Standing around, I spotted a face in the crowd that I hadn’t seen before. His broad shoulders and toned pecs filled out with the wifebeater he was wearing to good effect. He had a square forehead, strong jaw, loving-cup ears and luscious, full lips. His auburn hair was a tight mass of natural curls cut short. His arms were cut and chiseled, and in the cleft between the left bi- and triceps was a homemade tattoo that spelled “JD” in greenish-blue ink. His light-colored jeans were skin tight and showed off a fabulous ass and large basket. His shoes were immaculate white hightop Ponys. Giving him the once over, I looked away toward the dancefloor. Some guy asked me to dance, and I said “Why not?”

Friends are always telling me
You're a user
I don't care what you do to them
Just be good to me


As I danced I looked over at the crowd pressed tightly around the opening to the dancefloor, squinting past the lights to see if I could catch a glimpse of him, but he was lost in the sea of faces.

You may have many others
But I know when you're with me
You are all mine
Friends
Seem to always listen
To the bad things that you do
You never do them to me


I reconciled to the thought that he was probably just out with friends anyways. He seemed to be with a group of people, among them several girls. He was probably straight. He was probably…

People always talking 'bout
Reputation
I don't care about them other girls
Just be good to me
Friends are always telling me
You're a user
I don't care what you do to them
Just be good to me


Just then he sauntered on to the dancefloor with a woman in her late twenties and took up space right next to me. I tried to play it cool, but I felt him staring me down. Looking over, we made an eyelock as we continued dancing, ignoring our partners. I was transfixed by his bright, clear blue eyes.

Love
Is a game of chances
So I'll take my chance with you
And you, I won't try to change
We've
Talked about it and
I'd Rather have a piece of you
Than to have all of nothing


After an eternity he moved his head to my ear, and in a rough Bostonian growl said: “I’m thirsty, buy me a beer.” I reached over to my dance partner to thank him, but he’d already left, and I hadn’t even noticed. I was walking off the dancefloor with one of the sexiest men I’d ever met. I was hooked before we made it to bar.

But just be good to me
In the morning Just be good to me
In the afternoon or evening
Ooh yeah
Just be good to me


We made the thinnest excuse for small talk I’d ever attempted, and in a rare moment felt shy and nervous. To try and disguise my awkwardness I became aloof and almost monosyllabic, which is most unlike me. I gulped my scotch and chain-smoked Parliaments.

I'm not the careless type
I won't tie you down
When you need me
I'll be around
I'll be good to you
You be good to me
And we'll be together
Be together
Oh


He had come out with his sisters, one of whom was celebrating a birthday that evening…he lived in Medford. I lived in Jamaica Plain… I worked downtown... Yeah I knew Tommy, we worked together…Great guy, good friend…
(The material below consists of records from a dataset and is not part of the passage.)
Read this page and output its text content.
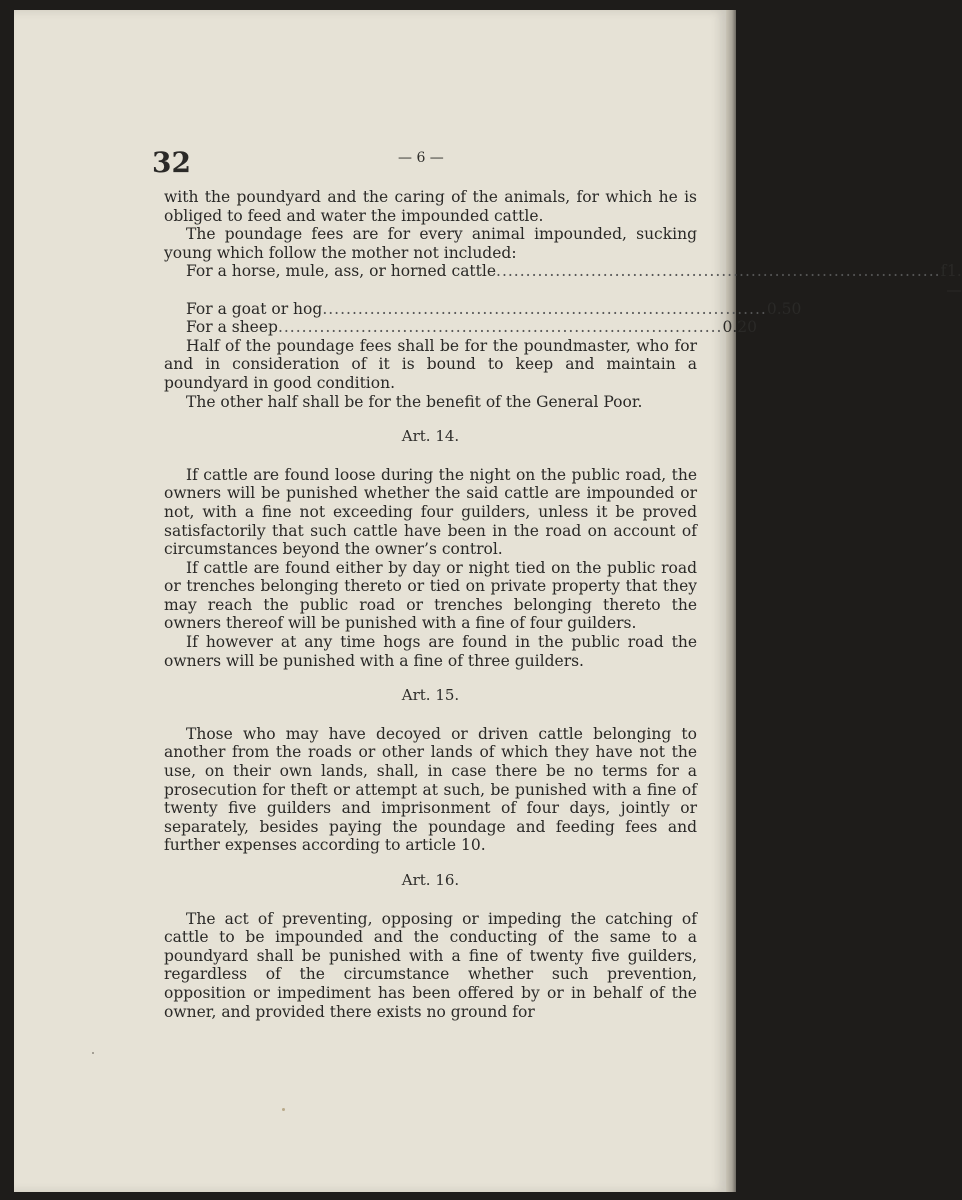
32	— 6 —

with the poundyard and the caring of the animals, for which he is obliged to feed and water the impounded cattle.

The poundage fees are for every animal impounded, sucking young which follow the mother not included:

For a horse, mule, ass, or horned cattle ........................................................................... f 1.—
For a goat or hog ........................................................................... 0.50
For a sheep ........................................................................... 0.20

Half of the poundage fees shall be for the poundmaster, who for and in consideration of it is bound to keep and maintain a poundyard in good condition.

The other half shall be for the benefit of the General Poor.

Art. 14.

If cattle are found loose during the night on the public road, the owners will be punished whether the said cattle are impounded or not, with a fine not exceeding four guilders, unless it be proved satisfactorily that such cattle have been in the road on account of circumstances beyond the owner’s control.

If cattle are found either by day or night tied on the public road or trenches belonging thereto or tied on private property that they may reach the public road or trenches belonging thereto the owners thereof will be punished with a fine of four guilders.

If however at any time hogs are found in the public road the owners will be punished with a fine of three guilders.

Art. 15.

Those who may have decoyed or driven cattle belonging to another from the roads or other lands of which they have not the use, on their own lands, shall, in case there be no terms for a prosecution for theft or attempt at such, be punished with a fine of twenty five guilders and imprisonment of four days, jointly or separately, besides paying the poundage and feeding fees and further expenses according to article 10.

Art. 16.

The act of preventing, opposing or impeding the catching of cattle to be impounded and the conducting of the same to a poundyard shall be punished with a fine of twenty five guilders, regardless of the circumstance whether such prevention, opposition or impediment has been offered by or in behalf of the owner, and provided there exists no ground for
"Me? Big enough, bigger than most...See for yourself…Shit yeah, you’re fuckin’ hot...No, can’t come back...Got a lover asleep at home...Took his car...You got a place ?..."

La la la la la la la la
La la la la la la la la
Just be good to me.


To be continued...

Comments

2
WOW! Why haven't I seen this before??

Jesus Brent, you can write! It's beautiful! Please continue...
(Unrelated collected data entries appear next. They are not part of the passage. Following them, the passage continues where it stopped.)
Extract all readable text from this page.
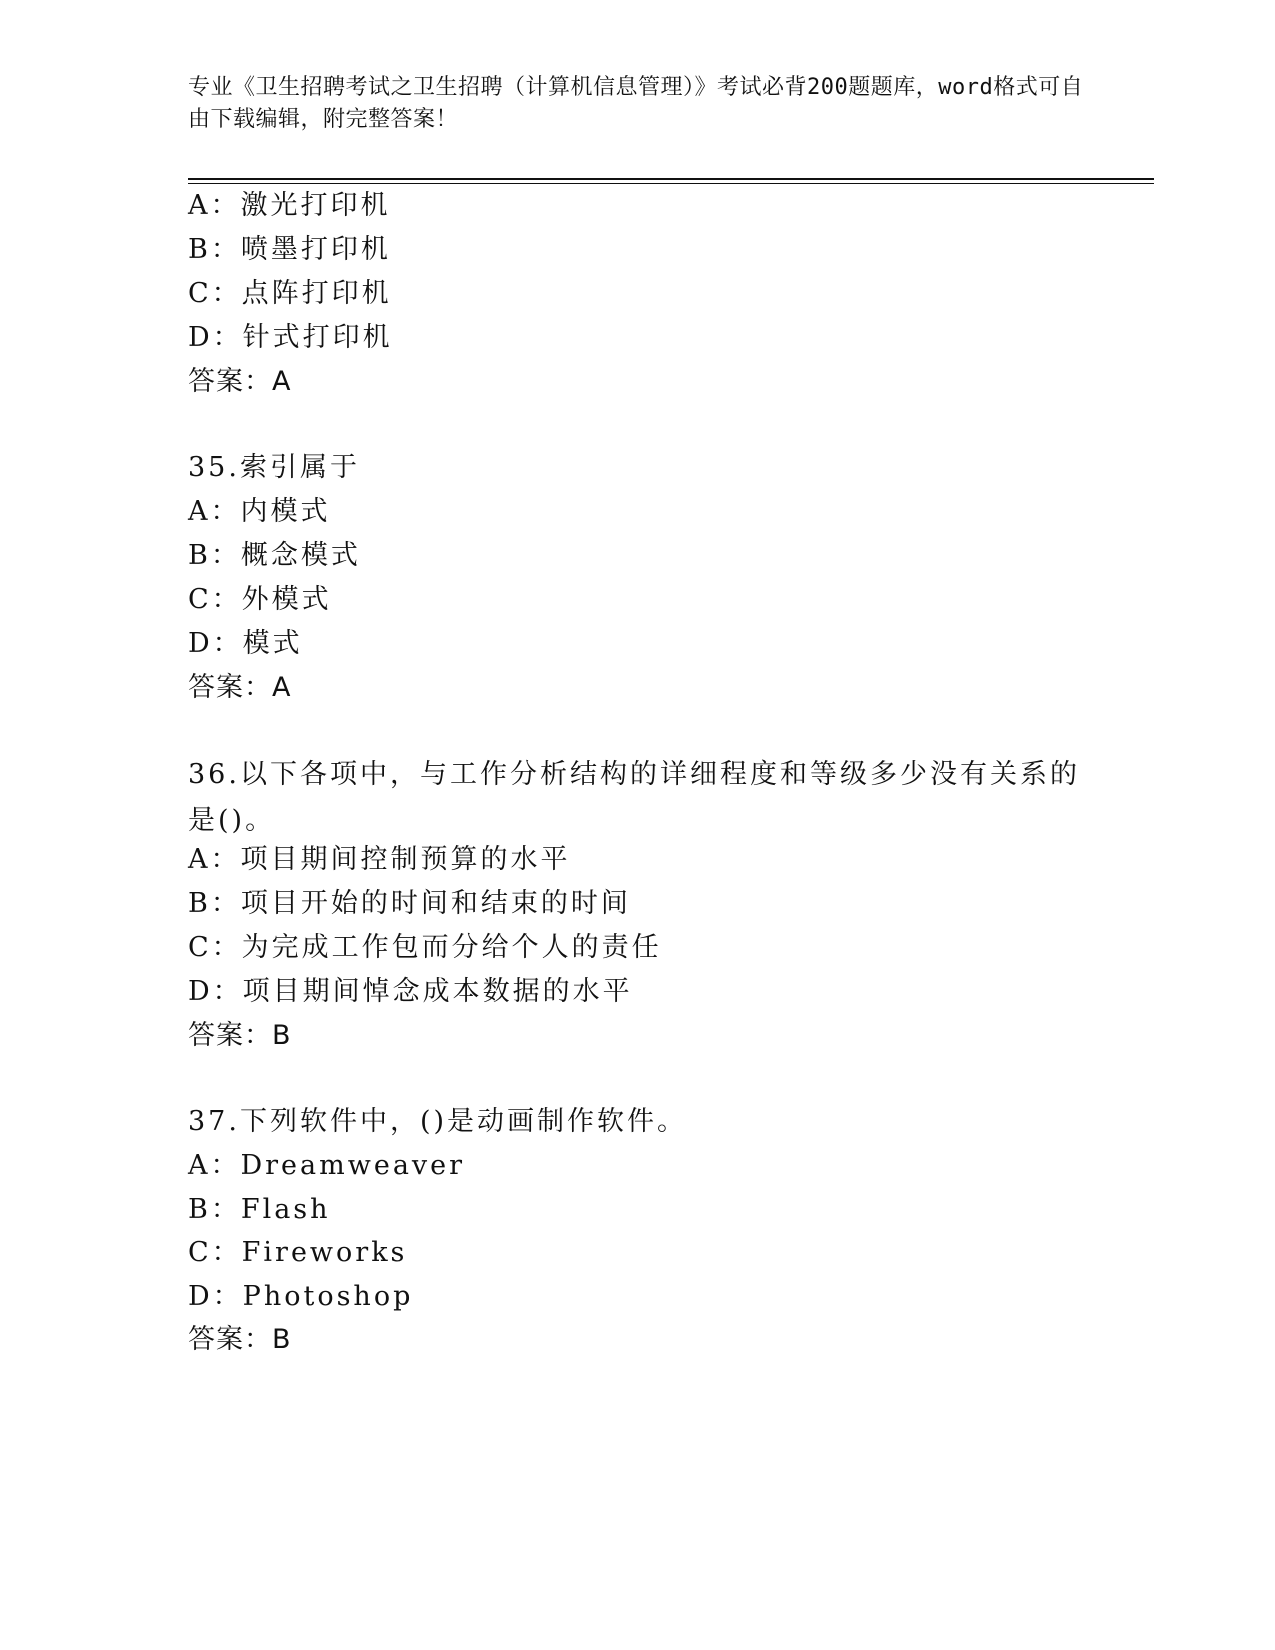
专业《卫生招聘考试之卫生招聘（计算机信息管理）》考试必背200题题库，word格式可自由下载编辑，附完整答案！
A：激光打印机
B：喷墨打印机
C：点阵打印机
D：针式打印机
答案：A
35.索引属于
A：内模式
B：概念模式
C：外模式
D：模式
答案：A
36.以下各项中，与工作分析结构的详细程度和等级多少没有关系的是()。
A：项目期间控制预算的水平
B：项目开始的时间和结束的时间
C：为完成工作包而分给个人的责任
D：项目期间悼念成本数据的水平
答案：B
37.下列软件中，()是动画制作软件。
A：Dreamweaver
B：Flash
C：Fireworks
D：Photoshop
答案：B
I'm just awestruck. Exceptional work.
 
Thanks. I've just published the second part of this story...hope you enjoy it. It's all true, BTW.
 
Great reading!
Love it,very vivid descriptions, of Park Square at the time I was around there!
cigarbabe:saevil:
 
oh yes! love the story and how you write! btw you and your ex (?) are two hot dudes for real...
 
Mybe I'm just a videogame nut, but this souds a lot like the game "Max Payne" which is kinda comic book themed. Mebbe you should consider writing a comicbook or making a videogame? "Gay interest videogame" - I like it!
 
This blog is excellent, I love the way you have "Just be good to me" by the SOS Band interspersed throughout. Very vivid, could almost be there and it does sound very much like a club I used to visit quite regular when I lived in Willmington, NC. back in 1986. Looking forward to the continuation.
 
Your writing is visually very evocative. As I read, I feel like I'm running a video tape in my mind.